# Water Popping Maple ? Would You?



## Hoquester (Jun 14, 2010)

So, here is my situation, I have a job and the customer really wants their natural maple darkening up, now I know traditionally you don't stain maple, but will water popping help even out the stain.

If I don't do it I'll lose the job to someone who will, customer is aware of patchy staining with maple but still wants it dark ... other option is tearing it up so they really want to try the cheaper option first.

What do you think ?


----------



## RhodesHardwood (Jun 28, 2010)

Water popping is a must with staining maple. You also need to be sure to do the perfect sand job. We palm sand the edges with a 60 grit paper prior to buffing. This will help ensure that the edges are blended perfectly.


----------



## Metro M & L (Jun 3, 2009)

Alcohol sanding sealer will even the splotchy.

Are you ready to breathe vodka?


----------



## pinwheel (Dec 7, 2009)

Here's a water popped floor we done a couple years ago. Still blotchy. Prepare samples before you start so the client knows for sure what they're getting.


----------



## Pete'sfeets (Mar 20, 2011)

I'd love to know what water popping is. Water to raise the grain ? Just guessing.


----------



## pinwheel (Dec 7, 2009)

Pete'sfeets said:


> I'd love to know what water popping is. Water to raise the grain ? Just guessing.


Final sanding closes the woods pores. water popping/raising the grain, reopens those pores to let the stain in. Water popped floors definately go darker & more even.


----------



## RhodesHardwood (Jun 28, 2010)

Metro M & L said:


> Alcohol sanding sealer will even the splotchy.
> 
> Are you ready to breathe vodka?


<br>
I have always wondered if the sanding sealer would help even out the stain. That is good to know. How long do you let the stain dry before putting down the sealer?


----------



## jamestrd (Oct 26, 2008)

the sealer goes on first Rhode...

it has to be thinned to a 1lb cut...its a shellac..
u apply it with applicators.
let dry..then stain over the top of it..it acts as a conditioner.


----------



## RhodesHardwood (Jun 28, 2010)

jamestrd said:


> the sealer goes on first Rhode...
> 
> it has to be thinned to a 1lb cut...its a shellac..
> u apply it with applicators.
> let dry..then stain over the top of it..it acts as a conditioner.



I was aware of it being a shellac. It is what we use as the first coat on naturally finished floors. How is the stain going to soak in if this is sealing the floor? It just does not make sense to me to first seal the floor and then try to stain it? Maybe it does work, so I am always interested in knowing anything that can make staining easier.


----------



## jamestrd (Oct 26, 2008)

the stain stays on top more and this is how u get more even coverage..


----------



## RhodesHardwood (Jun 28, 2010)

jamestrd said:


> the stain stays on top more and this is how u get more even coverage..

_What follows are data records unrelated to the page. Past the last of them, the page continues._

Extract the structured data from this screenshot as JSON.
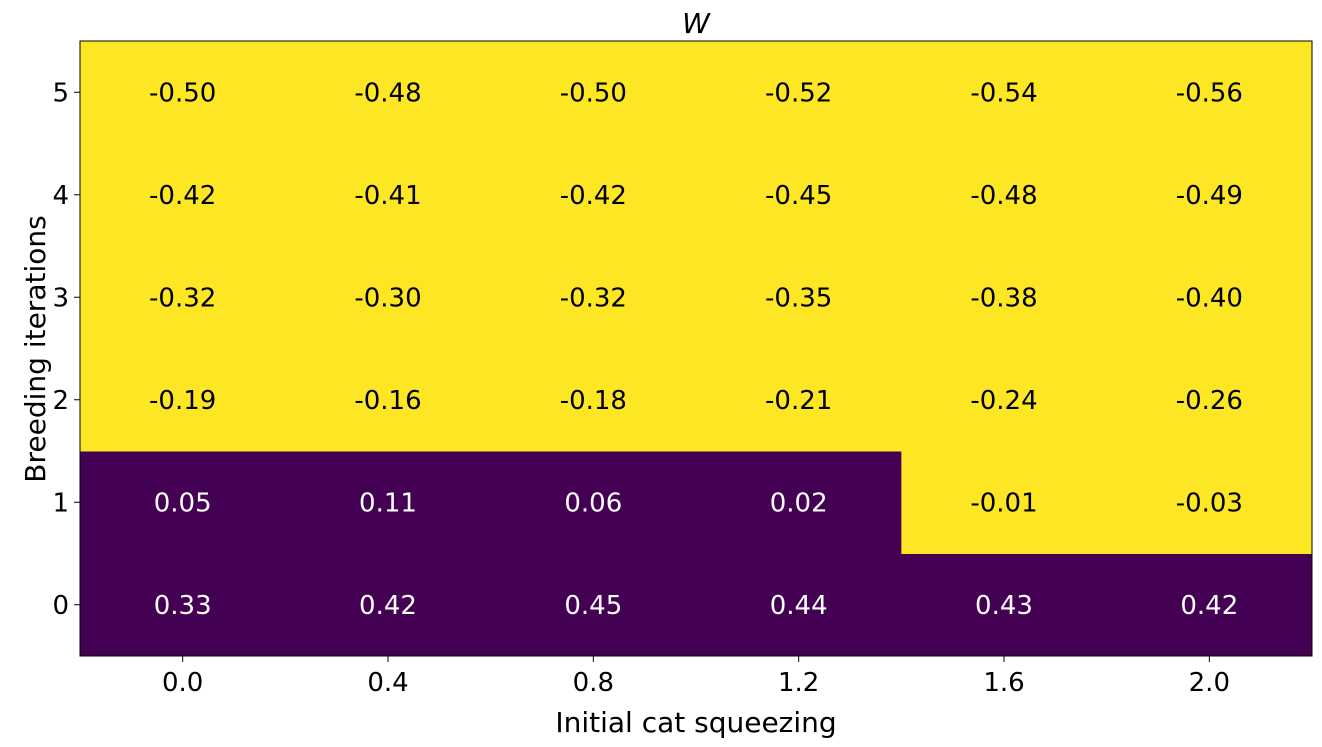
{
  "chart_data": {
    "type": "heatmap",
    "title": "W",
    "xlabel": "Initial cat squeezing",
    "ylabel": "Breeding iterations",
    "x_ticks": [
      "0.0",
      "0.4",
      "0.8",
      "1.2",
      "1.6",
      "2.0"
    ],
    "y_ticks": [
      "0",
      "1",
      "2",
      "3",
      "4",
      "5"
    ],
    "rows": [
      {
        "y": "0",
        "values": [
          0.33,
          0.42,
          0.45,
          0.44,
          0.43,
          0.42
        ],
        "labels": [
          "0.33",
          "0.42",
          "0.45",
          "0.44",
          "0.43",
          "0.42"
        ]
      },
      {
        "y": "1",
        "values": [
          0.05,
          0.11,
          0.06,
          0.02,
          -0.01,
          -0.03
        ],
        "labels": [
          "0.05",
          "0.11",
          "0.06",
          "0.02",
          "-0.01",
          "-0.03"
        ]
      },
      {
        "y": "2",
        "values": [
          -0.19,
          -0.16,
          -0.18,
          -0.21,
          -0.24,
          -0.26
        ],
        "labels": [
          "-0.19",
          "-0.16",
          "-0.18",
          "-0.21",
          "-0.24",
          "-0.26"
        ]
      },
      {
        "y": "3",
        "values": [
          -0.32,
          -0.3,
          -0.32,
          -0.35,
          -0.38,
          -0.4
        ],
        "labels": [
          "-0.32",
          "-0.30",
          "-0.32",
          "-0.35",
          "-0.38",
          "-0.40"
        ]
      },
      {
        "y": "4",
        "values": [
          -0.42,
          -0.41,
          -0.42,
          -0.45,
          -0.48,
          -0.49
        ],
        "labels": [
          "-0.42",
          "-0.41",
          "-0.42",
          "-0.45",
          "-0.48",
          "-0.49"
        ]
      },
      {
        "y": "5",
        "values": [
          -0.5,
          -0.48,
          -0.5,
          -0.52,
          -0.54,
          -0.56
        ],
        "labels": [
          "-0.50",
          "-0.48",
          "-0.50",
          "-0.52",
          "-0.54",
          "-0.56"
        ]
      }
    ],
    "colormap": {
      "positive": "#440154",
      "negative": "#fde725"
    },
    "text_colors": {
      "on_positive": "#ffffff",
      "on_negative": "#000000"
    }
  }
}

Thanks for the reply. What do you dilute it with and at what ratio? Also, is this the way you always stain maple?


----------



## Pete'sfeets (Mar 20, 2011)

well you thin shellac with methyl hydrate, {denatured alcohol}, I 've seen that suggested for the end grain of newel posts. I gather we are still talking oil stain?. I've yet to break into the water based stains myself.


----------



## RhodesHardwood (Jun 28, 2010)

Thanks for the info.


----------



## jamestrd (Oct 26, 2008)

Rhode,


you wanna thin it to a 1lb cut....this is terminology used nfor shellac.

i was trained by an old timer and thats what he taught me.

in simple terms..you purchase a gallon and cut it with denatured alcohol 2 times..

or 2gallons alcohol to 1 gallon shellac..

the universal sealers have the wax removed..so is altered.
i would use regular shellac...Zinnser makes it also..yellow labeled cans

once thinned( u really dont have to worry about over thinning)

u can brush applicate and even rag it on...

let dry..then stain as usualy..let the stain tack...then wipe excess, but just enough to even it out..not to take away.

allow stain to THOROUGHLY dry. best to wait a day in between before any coatings applied.

I would then use sealer..let dry..then proceed with coats..

this can be used for pine as well.

honestly..i just stain maple naturally without all this..
but this method has been used in wood working for ages..


----------



## RhodesHardwood (Jun 28, 2010)

jamestrd said:


> Rhode,
> 
> 
> you wanna thin it to a 1lb cut....this is terminology used nfor shellac.
> ...



Thanks for the info. I have 2 1500 square foot + stained maple jobs coming up. So this is good to know. But I think for these I will just go with my usual way to play it safe.


----------